Generate Inflectional Variants

  • Short Description: Generate inflectional variants

  • Full Description:

    Inflectional variants of terms include the singular and plurals for nouns, the various tenses of verbs, the positive, superlative and the comparative of adjectives and adverbs. By default, inflectional variants that are produced by fact are reported, and only if there are no such facts are rule generated inflections reported.

    Inflected forms are generated by first uninflecting the input term, then retrieving all inflected forms of the uninflected form. This differs from earlier versions of lvg. In the past, if an inflected form came in, only its uninflected form was generated. If an uninflected form came in, only the inflected forms (not including the uninflected form) were generated.

    In prior versions of LVG, the facts generated were only of irregular forms from the lexicon, relying upon the rules to generate the regular variant inflections. Under those circumstances, the default was that both facts and rules were reported, but a further filtering to a wordlist from the lexicon was done.

    All inflected forms are now contained in the facts file, so if a term is in the lexicon, all its inflected forms are there, negating the need to generate rule derived forms. Due to this design change, the indexed keys of inflected term in database must be case insensitive to handle various cases from input terms. Usually, case does not contribute too much meaning in NLP and thus this inflection flow is case insensitive and results in more aggressive results.

    Items returned from the inflection morphology unit are now sorted by part of speech, in an order which reflects frequency in the lexicon; nouns, adjectives, verbs, adverbs, modals and auxiliary verbs.

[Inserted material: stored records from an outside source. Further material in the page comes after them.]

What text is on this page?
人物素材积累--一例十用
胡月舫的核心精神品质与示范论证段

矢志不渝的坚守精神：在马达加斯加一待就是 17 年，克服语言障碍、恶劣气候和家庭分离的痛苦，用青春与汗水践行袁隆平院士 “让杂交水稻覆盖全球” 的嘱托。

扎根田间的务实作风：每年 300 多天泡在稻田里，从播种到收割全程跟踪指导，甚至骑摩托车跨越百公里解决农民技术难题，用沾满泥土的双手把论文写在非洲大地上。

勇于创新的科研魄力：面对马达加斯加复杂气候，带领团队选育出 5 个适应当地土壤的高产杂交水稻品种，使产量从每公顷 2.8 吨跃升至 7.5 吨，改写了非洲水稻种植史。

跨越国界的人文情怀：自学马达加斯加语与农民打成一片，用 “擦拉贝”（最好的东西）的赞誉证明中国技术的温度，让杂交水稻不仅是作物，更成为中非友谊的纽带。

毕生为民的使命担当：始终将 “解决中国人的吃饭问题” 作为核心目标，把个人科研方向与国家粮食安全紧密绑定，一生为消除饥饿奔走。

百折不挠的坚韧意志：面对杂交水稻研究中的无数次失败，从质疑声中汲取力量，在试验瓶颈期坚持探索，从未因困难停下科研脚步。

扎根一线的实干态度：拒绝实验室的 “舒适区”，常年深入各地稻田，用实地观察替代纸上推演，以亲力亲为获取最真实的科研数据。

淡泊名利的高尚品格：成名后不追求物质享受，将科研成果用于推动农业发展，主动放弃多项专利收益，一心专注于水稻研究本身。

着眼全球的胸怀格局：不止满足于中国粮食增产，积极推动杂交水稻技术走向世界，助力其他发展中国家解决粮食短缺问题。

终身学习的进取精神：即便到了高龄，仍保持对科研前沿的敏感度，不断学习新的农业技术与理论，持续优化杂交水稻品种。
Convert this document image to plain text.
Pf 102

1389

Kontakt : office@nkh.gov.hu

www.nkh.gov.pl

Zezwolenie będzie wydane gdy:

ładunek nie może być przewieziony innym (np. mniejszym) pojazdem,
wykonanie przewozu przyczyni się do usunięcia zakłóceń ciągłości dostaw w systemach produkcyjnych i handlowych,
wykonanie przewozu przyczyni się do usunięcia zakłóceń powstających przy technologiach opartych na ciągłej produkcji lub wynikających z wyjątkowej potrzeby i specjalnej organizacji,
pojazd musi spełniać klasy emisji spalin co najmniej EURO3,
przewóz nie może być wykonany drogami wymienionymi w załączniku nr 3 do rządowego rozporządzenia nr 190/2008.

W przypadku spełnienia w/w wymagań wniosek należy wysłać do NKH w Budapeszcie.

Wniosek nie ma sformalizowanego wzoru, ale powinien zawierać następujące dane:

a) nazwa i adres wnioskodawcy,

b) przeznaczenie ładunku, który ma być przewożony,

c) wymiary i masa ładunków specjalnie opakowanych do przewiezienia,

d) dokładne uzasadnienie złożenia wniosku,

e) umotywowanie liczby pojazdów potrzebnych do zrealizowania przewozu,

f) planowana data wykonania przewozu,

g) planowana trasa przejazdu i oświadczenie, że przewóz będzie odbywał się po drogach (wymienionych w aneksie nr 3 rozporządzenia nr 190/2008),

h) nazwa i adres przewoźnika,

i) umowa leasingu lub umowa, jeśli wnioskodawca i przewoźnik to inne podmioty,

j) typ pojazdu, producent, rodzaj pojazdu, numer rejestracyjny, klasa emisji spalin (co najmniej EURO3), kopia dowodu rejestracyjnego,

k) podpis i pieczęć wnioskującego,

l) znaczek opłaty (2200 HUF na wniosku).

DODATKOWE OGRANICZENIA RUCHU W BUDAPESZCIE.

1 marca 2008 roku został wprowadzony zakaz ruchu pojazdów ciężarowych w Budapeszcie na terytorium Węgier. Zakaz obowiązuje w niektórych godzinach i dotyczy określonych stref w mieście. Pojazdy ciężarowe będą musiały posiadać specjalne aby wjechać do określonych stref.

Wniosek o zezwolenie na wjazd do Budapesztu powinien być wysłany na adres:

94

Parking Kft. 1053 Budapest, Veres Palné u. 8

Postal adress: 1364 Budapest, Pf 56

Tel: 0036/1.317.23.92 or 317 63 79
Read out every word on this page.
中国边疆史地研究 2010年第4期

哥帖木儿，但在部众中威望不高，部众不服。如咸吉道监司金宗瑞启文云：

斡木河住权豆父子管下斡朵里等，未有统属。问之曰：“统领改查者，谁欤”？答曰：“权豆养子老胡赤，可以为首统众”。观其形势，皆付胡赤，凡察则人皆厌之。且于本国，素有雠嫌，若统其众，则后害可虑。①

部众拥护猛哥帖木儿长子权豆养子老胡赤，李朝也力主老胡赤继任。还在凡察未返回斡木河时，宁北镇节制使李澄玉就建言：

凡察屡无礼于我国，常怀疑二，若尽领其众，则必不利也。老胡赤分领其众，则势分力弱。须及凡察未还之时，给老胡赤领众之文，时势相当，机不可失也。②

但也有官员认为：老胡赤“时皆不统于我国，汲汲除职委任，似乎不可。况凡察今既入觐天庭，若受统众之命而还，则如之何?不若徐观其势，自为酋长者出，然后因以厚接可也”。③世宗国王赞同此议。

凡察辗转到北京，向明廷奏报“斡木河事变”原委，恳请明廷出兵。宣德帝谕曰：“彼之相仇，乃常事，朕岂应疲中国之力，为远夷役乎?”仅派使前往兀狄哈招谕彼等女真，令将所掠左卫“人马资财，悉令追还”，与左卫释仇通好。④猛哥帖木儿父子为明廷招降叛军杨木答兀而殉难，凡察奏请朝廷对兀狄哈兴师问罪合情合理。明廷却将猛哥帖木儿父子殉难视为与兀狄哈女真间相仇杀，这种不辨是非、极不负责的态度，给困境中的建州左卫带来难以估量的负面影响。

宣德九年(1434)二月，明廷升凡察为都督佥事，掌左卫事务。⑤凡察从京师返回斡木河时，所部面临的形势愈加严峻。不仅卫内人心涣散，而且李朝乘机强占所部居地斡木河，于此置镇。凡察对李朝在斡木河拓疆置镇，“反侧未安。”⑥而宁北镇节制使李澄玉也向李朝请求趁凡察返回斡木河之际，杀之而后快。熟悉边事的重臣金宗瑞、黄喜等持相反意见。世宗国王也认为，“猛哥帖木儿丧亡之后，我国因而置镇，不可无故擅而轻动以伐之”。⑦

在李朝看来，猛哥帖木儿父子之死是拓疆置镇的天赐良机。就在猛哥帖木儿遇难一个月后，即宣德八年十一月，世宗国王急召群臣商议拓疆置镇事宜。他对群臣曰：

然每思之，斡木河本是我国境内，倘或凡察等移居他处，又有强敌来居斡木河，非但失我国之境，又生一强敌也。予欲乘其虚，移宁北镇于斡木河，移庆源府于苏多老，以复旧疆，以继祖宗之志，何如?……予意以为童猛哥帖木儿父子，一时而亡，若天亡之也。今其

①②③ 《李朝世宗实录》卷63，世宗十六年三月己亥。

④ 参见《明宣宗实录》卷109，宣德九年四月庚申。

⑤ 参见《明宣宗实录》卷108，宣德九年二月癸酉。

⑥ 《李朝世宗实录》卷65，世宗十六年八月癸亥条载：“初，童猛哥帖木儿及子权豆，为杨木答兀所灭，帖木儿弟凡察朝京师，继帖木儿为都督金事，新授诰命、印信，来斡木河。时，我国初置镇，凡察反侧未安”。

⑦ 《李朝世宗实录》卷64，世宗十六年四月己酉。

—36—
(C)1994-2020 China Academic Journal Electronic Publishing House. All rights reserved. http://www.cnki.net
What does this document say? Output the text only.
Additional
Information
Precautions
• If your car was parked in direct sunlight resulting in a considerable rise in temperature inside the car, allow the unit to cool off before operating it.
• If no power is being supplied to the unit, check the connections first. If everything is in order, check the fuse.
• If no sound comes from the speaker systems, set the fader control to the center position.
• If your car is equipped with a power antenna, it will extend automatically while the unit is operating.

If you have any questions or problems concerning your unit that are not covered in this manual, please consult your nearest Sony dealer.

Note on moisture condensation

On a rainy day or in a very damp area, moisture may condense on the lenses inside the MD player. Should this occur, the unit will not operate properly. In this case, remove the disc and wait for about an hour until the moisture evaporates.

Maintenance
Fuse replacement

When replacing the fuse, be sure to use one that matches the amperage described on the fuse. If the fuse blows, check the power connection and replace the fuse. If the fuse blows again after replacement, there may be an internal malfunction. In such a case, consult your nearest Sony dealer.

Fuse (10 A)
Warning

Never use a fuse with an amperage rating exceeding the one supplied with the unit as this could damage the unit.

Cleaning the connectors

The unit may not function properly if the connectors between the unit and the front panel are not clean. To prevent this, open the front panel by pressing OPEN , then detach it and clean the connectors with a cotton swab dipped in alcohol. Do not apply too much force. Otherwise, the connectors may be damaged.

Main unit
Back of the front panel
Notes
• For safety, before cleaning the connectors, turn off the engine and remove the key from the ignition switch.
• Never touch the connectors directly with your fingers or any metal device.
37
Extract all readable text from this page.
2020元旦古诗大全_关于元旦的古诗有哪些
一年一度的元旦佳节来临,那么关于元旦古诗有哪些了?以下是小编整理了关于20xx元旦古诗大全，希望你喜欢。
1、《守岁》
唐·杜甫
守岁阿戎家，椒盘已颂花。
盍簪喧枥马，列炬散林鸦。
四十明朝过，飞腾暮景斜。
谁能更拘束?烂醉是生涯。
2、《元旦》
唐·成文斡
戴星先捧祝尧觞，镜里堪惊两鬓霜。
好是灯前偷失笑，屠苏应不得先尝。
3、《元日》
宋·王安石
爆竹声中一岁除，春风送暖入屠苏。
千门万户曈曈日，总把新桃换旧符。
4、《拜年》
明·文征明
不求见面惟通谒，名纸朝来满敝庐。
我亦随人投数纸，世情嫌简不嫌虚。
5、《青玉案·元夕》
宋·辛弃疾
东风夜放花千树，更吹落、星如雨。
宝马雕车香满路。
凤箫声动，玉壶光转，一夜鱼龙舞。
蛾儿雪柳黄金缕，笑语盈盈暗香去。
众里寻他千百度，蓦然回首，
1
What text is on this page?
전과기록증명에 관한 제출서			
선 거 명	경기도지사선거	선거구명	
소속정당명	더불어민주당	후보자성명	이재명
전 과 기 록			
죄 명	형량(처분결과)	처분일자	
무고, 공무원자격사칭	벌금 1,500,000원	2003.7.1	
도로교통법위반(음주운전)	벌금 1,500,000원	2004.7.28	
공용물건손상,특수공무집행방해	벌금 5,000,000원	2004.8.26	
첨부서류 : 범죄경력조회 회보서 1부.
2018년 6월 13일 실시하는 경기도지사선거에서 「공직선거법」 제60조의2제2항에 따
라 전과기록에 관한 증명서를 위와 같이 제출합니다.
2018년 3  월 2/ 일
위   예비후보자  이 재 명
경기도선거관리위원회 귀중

    An additional heuristic has also been implemented within the inflectional morphology unit to limit spurious variants. If a term goes through an inflectional morphology mutation, and the term is not known to the lexicon, but its rule generated inflectional form is known to the lexicon, this variant is thrown out, because it is likely to be wrong.

    The results are sorted by the frequency of category, length, case insensitive alphabetical order.

    The -m flag is used to display the additional information that can be retrieved with the inflection flow. The additional information consists of two parts: The fact or rule that uninflects the term and the fact or rule that are applied to the uninflected form to produce the output. The formats of these two parts are:

    • |FACT|uninflected term|category|uninflected inflection|inflected term|category|inflected inflection|EUI|
    • |RULE|uninflected term|matched pattern|category|uninflected inflection|replaced pattern|category|inflected inflection|


  • Difference:
    1. The Java version add heuristic rule so that if an inflectional term is generated by morphology (trie) and is in lexicon, it is filter out because it is likely to be wrong.
    2. The Java version has new data of inflection table in database.
    3. New data includes new scheme of inflection.
    4. New data separates "base" from "singular", "positive", and "infinitive".
    5. EUI information is added into -m option (fact) in 2012


  • Features:
    1. Fact: Find all inflectional variants from inflection table.
    2. Rules: Find all inflectional variants from morphology rules.
    3. Assign category and inflection for all outputs.


  • Symbol: i

  • Examples:
    
    shell> lvg -f:i
    sleep
    sleep|sleep|128|1|i|1|
    sleep|sleep|128|512|i|1|
    sleep|sleep|1024|1|i|1|
    sleep|sleep|1024|262144|i|1|
    sleep|sleep|1024|1024|i|1|
    sleep|slept|1024|32|i|1|
    sleep|slept|1024|64|i|1|
    sleep|sleeps|1024|128|i|1|
    sleep|sleeping|1024|16|i|1|
    
    More examples

  • Implementation Logic:
    • Facts:
      1. Performs a case insensitive search on the input term and inflected terms in the inflection database table.
      2. Grabs the EUI and uninflected form from the found records.
      3. Performs a search on both EUI and uninflected form the inflection table.
      4. Keeps only those records (rows) that match the categories and inflections.
      5. Assigns term and category for both source and target.
    • Rules:
      1. Uses persistent trie to apply rules (and check exceptions) on the input term.
      2. Delete output if it is known to LVG.
      3. Assigns term and category for both source and target.
    • Restrict the output according to the inflection restriction on output filter (-ki).
    • Sort outputs by the frequency of category, length, and case insensitive alphabetical order.

  • Source Code: ToInflection.java

  • Hierarchy: Object -> Transformation -> ToInflection